I am thinking about a problem where I need to estimate the maximum of a quadratic regression, that is, fit a model $y = ax^2 + bx + c + \epsilon$ and estimate the maximum as $-\hat b/(2\hat a)$. My question concerns the accuracy of the estimate as a function of the characteristics of the data. In particular, I envisage situations where most or all of the data are concentrated on one side of the maximum. I found this post, which shows how to calculate the variance of the estimate for a given data set.
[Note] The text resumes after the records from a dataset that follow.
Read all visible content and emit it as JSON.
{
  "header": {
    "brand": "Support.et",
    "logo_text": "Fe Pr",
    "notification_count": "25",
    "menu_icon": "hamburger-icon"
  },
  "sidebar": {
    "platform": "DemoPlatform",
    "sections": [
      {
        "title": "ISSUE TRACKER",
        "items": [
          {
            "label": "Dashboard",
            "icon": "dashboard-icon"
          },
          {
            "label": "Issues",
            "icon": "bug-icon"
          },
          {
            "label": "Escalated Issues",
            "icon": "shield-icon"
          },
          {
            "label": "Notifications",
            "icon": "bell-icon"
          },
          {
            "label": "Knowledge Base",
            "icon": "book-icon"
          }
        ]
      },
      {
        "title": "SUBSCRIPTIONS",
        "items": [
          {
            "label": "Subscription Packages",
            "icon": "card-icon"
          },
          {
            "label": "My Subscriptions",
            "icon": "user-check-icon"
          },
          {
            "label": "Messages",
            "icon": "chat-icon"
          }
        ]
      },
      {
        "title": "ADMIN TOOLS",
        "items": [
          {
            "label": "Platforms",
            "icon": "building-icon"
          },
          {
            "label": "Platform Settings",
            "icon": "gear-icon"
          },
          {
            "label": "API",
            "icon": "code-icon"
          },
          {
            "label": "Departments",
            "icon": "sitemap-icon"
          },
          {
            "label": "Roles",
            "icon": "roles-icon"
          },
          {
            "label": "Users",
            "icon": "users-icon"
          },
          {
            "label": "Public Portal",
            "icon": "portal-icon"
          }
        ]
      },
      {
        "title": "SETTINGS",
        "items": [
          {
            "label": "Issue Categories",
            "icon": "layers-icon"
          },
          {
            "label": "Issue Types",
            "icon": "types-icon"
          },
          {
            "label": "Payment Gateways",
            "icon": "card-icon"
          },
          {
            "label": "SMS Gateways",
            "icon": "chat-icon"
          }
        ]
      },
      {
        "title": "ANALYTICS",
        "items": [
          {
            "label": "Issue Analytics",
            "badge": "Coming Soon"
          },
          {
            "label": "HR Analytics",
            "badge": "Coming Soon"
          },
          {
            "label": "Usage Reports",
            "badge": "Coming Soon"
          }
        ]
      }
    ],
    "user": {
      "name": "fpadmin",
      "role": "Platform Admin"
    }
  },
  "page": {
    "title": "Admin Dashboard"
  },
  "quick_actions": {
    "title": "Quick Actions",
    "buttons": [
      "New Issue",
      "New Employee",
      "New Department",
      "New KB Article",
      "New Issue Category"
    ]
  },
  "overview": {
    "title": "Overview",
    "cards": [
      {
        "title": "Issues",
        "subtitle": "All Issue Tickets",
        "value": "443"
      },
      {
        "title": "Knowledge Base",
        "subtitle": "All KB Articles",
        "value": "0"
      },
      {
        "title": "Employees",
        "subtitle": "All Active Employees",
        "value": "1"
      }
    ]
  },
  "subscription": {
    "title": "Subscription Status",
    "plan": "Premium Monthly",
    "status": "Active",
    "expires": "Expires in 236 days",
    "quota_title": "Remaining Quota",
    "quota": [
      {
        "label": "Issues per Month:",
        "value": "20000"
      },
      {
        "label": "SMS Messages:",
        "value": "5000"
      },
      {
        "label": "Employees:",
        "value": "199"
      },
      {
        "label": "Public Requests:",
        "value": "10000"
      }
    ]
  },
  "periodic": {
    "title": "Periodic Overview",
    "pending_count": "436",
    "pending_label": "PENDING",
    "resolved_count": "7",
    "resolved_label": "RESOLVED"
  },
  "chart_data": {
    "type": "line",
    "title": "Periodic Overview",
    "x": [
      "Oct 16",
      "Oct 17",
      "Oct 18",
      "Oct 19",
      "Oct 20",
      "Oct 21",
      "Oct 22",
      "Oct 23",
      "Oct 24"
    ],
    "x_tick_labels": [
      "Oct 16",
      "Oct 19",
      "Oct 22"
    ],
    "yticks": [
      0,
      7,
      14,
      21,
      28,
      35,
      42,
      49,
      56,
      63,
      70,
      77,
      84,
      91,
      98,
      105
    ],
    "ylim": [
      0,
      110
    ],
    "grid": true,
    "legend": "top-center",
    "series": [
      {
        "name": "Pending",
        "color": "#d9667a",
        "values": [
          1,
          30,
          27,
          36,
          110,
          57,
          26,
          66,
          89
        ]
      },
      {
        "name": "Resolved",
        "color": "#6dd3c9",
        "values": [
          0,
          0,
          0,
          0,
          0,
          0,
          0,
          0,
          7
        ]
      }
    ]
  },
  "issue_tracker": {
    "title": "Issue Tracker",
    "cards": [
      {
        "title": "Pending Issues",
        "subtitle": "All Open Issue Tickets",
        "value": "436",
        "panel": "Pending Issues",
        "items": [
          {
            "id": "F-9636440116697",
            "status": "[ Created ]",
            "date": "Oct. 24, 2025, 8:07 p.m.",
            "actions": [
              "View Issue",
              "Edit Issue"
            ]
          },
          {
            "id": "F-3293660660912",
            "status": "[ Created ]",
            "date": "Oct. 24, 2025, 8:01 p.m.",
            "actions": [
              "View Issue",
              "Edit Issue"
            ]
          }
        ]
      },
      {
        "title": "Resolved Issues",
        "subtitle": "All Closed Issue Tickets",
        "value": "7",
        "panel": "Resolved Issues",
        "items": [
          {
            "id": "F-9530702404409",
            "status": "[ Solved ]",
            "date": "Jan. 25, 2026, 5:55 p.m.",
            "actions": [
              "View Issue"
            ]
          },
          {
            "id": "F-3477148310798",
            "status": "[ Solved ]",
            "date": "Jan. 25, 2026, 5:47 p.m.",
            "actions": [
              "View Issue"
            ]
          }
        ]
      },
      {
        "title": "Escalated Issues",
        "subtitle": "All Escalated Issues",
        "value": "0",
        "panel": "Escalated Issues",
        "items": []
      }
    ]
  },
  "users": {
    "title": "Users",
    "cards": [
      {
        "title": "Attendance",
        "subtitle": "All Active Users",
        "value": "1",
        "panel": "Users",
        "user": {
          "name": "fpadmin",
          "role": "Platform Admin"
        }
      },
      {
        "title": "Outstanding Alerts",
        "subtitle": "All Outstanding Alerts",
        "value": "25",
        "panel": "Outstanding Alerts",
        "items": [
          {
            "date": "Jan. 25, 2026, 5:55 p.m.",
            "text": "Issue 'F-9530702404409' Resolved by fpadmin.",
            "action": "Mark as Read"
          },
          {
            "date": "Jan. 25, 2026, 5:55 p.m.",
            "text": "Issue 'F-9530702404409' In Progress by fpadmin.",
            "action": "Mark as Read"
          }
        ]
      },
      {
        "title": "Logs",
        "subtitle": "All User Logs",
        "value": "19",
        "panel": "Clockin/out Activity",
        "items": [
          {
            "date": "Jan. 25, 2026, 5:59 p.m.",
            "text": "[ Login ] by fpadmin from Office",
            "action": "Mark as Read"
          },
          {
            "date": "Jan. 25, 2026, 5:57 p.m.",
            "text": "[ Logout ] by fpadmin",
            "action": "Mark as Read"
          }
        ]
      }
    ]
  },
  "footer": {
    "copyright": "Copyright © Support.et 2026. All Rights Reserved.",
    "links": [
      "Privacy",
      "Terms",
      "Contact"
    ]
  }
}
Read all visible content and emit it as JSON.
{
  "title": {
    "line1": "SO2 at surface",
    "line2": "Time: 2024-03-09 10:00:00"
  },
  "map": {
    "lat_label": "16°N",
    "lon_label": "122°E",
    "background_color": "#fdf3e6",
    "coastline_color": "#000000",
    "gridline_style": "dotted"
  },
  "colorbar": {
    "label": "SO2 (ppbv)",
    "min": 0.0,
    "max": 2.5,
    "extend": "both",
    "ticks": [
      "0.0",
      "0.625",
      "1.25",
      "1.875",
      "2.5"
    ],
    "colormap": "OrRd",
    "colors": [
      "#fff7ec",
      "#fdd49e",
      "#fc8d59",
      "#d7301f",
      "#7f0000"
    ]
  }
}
What I want to do is to determine beforehand under what conditions such an estimate can be done with reasonable accuracy. For this purpose, I consider the following the model: The dependent variable follows a true unknown relationship $y = ax^2 + bx + c + \epsilon$, where $\epsilon \sim N(0, \sigma_\epsilon)$. In addition, the independent variable $x$ is a random variable satisfying $x \sim N(\mu_x, \sigma_x)$. This situation is, of course, easy to simulate. However, I wonder whether one can say something analytically about the expected variance of the regression coefficients (which will allow to calculate an expected variance of the estimate of the maximum) as a function of sample size and the parameters $\sigma_\epsilon$, $\mu_x$ and $\sigma_x$.
Any help is greatly appreciated.
Michael.